Ce sont l’urgence et la nécessité de la charité qui orientent le combat spirituel. Hors de ce contexte, on ne peut que prêter le flanc à des méprises comme : le chrétien est un homme triste, ascétique, ne sachant pas goûter la vie ; Dieu est content des efforts et des sacrifices ; la vie chrétienne consiste en une série de règles ascétiques à pratiquer…

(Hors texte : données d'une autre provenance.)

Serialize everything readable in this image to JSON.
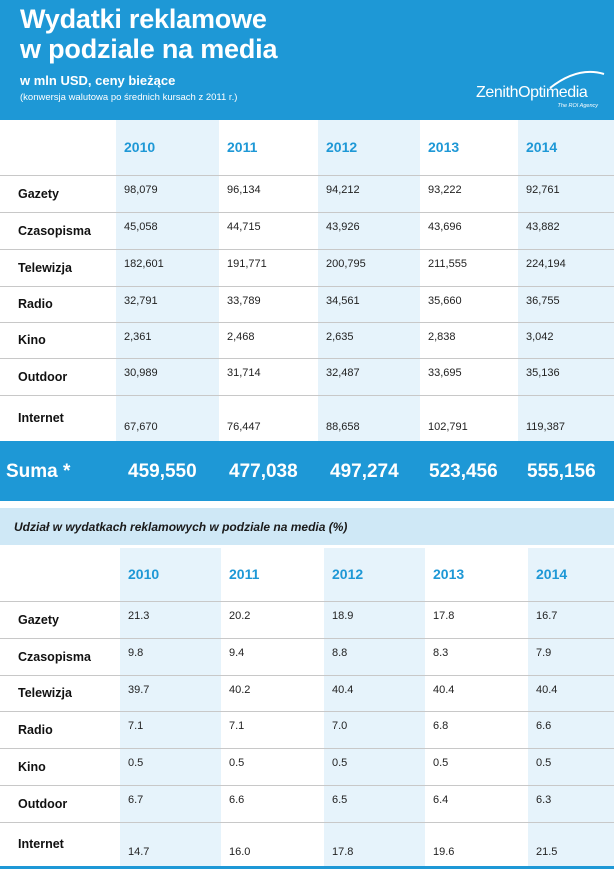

3e station : Inévitable combat
La bonté est première ; elle est à l’origine. Plus la bonté se manifeste, plus la jalousie est débusquée et révélée, et plus elle veut tuer la bonté. Il en est toujours ainsi, comme l’ivraie qui pousse avec le blé ou les disputes qui apparaissent au moment du partage des biens. Dès que Jésus vient, il n’y a pas de place pour lui, et Hérode cherche à le faire mourir. Et l’Apocalypse nous montre les forces du mal qui guettent la naissance de l’enfant : pour la mort, tout ce qui fait pressentir une naissance est insupportable.

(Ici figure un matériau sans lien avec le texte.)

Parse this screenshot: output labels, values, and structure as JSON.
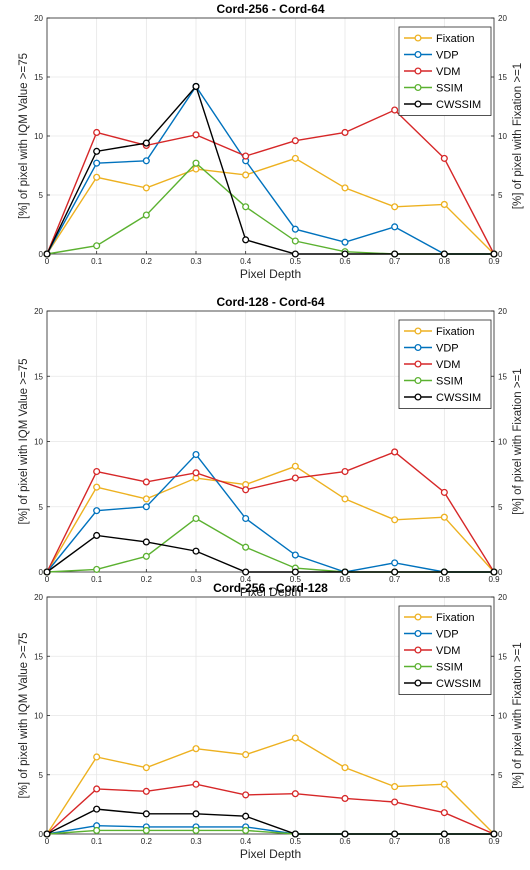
{
  "chart_data": [
    {
      "type": "line",
      "title": "Cord-256 - Cord-64",
      "xlabel": "Pixel Depth",
      "ylabel": "[%] of pixel with IQM Value >=75",
      "y2label": "[%] of pixel with  Fixation >=1",
      "x": [
        0,
        0.1,
        0.2,
        0.3,
        0.4,
        0.5,
        0.6,
        0.7,
        0.8,
        0.9
      ],
      "xticks": [
        "0",
        "0.1",
        "0.2",
        "0.3",
        "0.4",
        "0.5",
        "0.6",
        "0.7",
        "0.8",
        "0.9"
      ],
      "ylim": [
        0,
        20
      ],
      "yticks": [
        "0",
        "5",
        "10",
        "15",
        "20"
      ],
      "y2lim": [
        0,
        20
      ],
      "y2ticks": [
        "0",
        "5",
        "10",
        "15",
        "20"
      ],
      "grid": true,
      "legend_position": "top-right",
      "series": [
        {
          "name": "Fixation",
          "color": "#EDB120",
          "values": [
            0,
            6.5,
            5.6,
            7.2,
            6.7,
            8.1,
            5.6,
            4.0,
            4.2,
            0
          ]
        },
        {
          "name": "VDP",
          "color": "#0072BD",
          "values": [
            0,
            7.7,
            7.9,
            14.2,
            7.9,
            2.1,
            1.0,
            2.3,
            0,
            0
          ]
        },
        {
          "name": "VDM",
          "color": "#D62728",
          "values": [
            0,
            10.3,
            9.2,
            10.1,
            8.3,
            9.6,
            10.3,
            12.2,
            8.1,
            0
          ]
        },
        {
          "name": "SSIM",
          "color": "#5BB130",
          "values": [
            0,
            0.7,
            3.3,
            7.7,
            4.0,
            1.1,
            0.2,
            0,
            0,
            0
          ]
        },
        {
          "name": "CWSSIM",
          "color": "#000000",
          "values": [
            0,
            8.7,
            9.4,
            14.2,
            1.2,
            0,
            0,
            0,
            0,
            0
          ]
        }
      ]
    },
    {
      "type": "line",
      "title": "Cord-128 - Cord-64",
      "xlabel": "Pixel Depth",
      "ylabel": "[%] of pixel with IQM Value >=75",
      "y2label": "[%] of pixel with  Fixation >=1",
      "x": [
        0,
        0.1,
        0.2,
        0.3,
        0.4,
        0.5,
        0.6,
        0.7,
        0.8,
        0.9
      ],
      "xticks": [
        "0",
        "0.1",
        "0.2",
        "0.3",
        "0.4",
        "0.5",
        "0.6",
        "0.7",
        "0.8",
        "0.9"
      ],
      "ylim": [
        0,
        20
      ],
      "yticks": [
        "0",
        "5",
        "10",
        "15",
        "20"
      ],
      "y2lim": [
        0,
        20
      ],
      "y2ticks": [
        "0",
        "5",
        "10",
        "15",
        "20"
      ],
      "grid": true,
      "legend_position": "top-right",
      "series": [
        {
          "name": "Fixation",
          "color": "#EDB120",
          "values": [
            0,
            6.5,
            5.6,
            7.2,
            6.7,
            8.1,
            5.6,
            4.0,
            4.2,
            0
          ]
        },
        {
          "name": "VDP",
          "color": "#0072BD",
          "values": [
            0,
            4.7,
            5.0,
            9.0,
            4.1,
            1.3,
            0,
            0.7,
            0,
            0
          ]
        },
        {
          "name": "VDM",
          "color": "#D62728",
          "values": [
            0,
            7.7,
            6.9,
            7.6,
            6.3,
            7.2,
            7.7,
            9.2,
            6.1,
            0
          ]
        },
        {
          "name": "SSIM",
          "color": "#5BB130",
          "values": [
            0,
            0.2,
            1.2,
            4.1,
            1.9,
            0.3,
            0,
            0,
            0,
            0
          ]
        },
        {
          "name": "CWSSIM",
          "color": "#000000",
          "values": [
            0,
            2.8,
            2.3,
            1.6,
            0,
            0,
            0,
            0,
            0,
            0
          ]
        }
      ]
    },
    {
      "type": "line",
      "title": "Cord-256 - Cord-128",
      "xlabel": "Pixel Depth",
      "ylabel": "[%] of pixel with IQM Value >=75",
      "y2label": "[%] of pixel with  Fixation >=1",
      "x": [
        0,
        0.1,
        0.2,
        0.3,
        0.4,
        0.5,
        0.6,
        0.7,
        0.8,
        0.9
      ],
      "xticks": [
        "0",
        "0.1",
        "0.2",
        "0.3",
        "0.4",
        "0.5",
        "0.6",
        "0.7",
        "0.8",
        "0.9"
      ],
      "ylim": [
        0,
        20
      ],
      "yticks": [
        "0",
        "5",
        "10",
        "15",
        "20"
      ],
      "y2lim": [
        0,
        20
      ],
      "y2ticks": [
        "0",
        "5",
        "10",
        "15",
        "20"
      ],
      "grid": true,
      "legend_position": "top-right",
      "series": [
        {
          "name": "Fixation",
          "color": "#EDB120",
          "values": [
            0,
            6.5,
            5.6,
            7.2,
            6.7,
            8.1,
            5.6,
            4.0,
            4.2,
            0
          ]
        },
        {
          "name": "VDP",
          "color": "#0072BD",
          "values": [
            0,
            0.7,
            0.6,
            0.6,
            0.6,
            0,
            0,
            0,
            0,
            0
          ]
        },
        {
          "name": "VDM",
          "color": "#D62728",
          "values": [
            0,
            3.8,
            3.6,
            4.2,
            3.3,
            3.4,
            3.0,
            2.7,
            1.8,
            0
          ]
        },
        {
          "name": "SSIM",
          "color": "#5BB130",
          "values": [
            0,
            0.3,
            0.3,
            0.3,
            0.3,
            0,
            0,
            0,
            0,
            0
          ]
        },
        {
          "name": "CWSSIM",
          "color": "#000000",
          "values": [
            0,
            2.1,
            1.7,
            1.7,
            1.5,
            0,
            0,
            0,
            0,
            0
          ]
        }
      ]
    }
  ]
}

Il n’y a donc rien d’étonnant à cela : plus les sens spirituels sont aiguisés, plus la jalousie et la mort sont démasquées, et plus le combat intérieur touche au profond de l’âme. Si les saints ont une plus grande conscience de leurs péchés, ce n’est pas par excès d’humilité, mais par dévoilement de la vérité. Cet approfondissement n’est pas asséné de l’extérieur, ni accusateur ni culpabilisant ; il n’est que l’autre face de la pesée de l’amour gratuit et surabondant de Dieu. Ce n’est pas dramatiser la vie, c’est en révéler le sens et l’enjeu. Penser que le mot « combat » serait une dramatisation exagérée de l’existence humaine serait ne pas prendre la mesure de l’engagement du Christ dans son incarnation et sa mort pour nous sauver.
La croix ne serait alors que le dévoilement de la perversité, non des hommes, mais de Dieu. La sève du combat spirituel, c’est le désir de la vie. Combat et vie grandissent ou meurent ensemble.
4e station : Le combat du Christ
C’est dans la terre de la foi que Jésus demeure, malgré les tentations, notamment dans les jours de désert qui suivent son baptême. Il refuse l’esclavage du savoir, de l’avoir et du pouvoir. Car il reste libre, par l’obéissance à la parole et dans le refus de la manipuler en faveur de ce qui pourrait lui sembler son profit.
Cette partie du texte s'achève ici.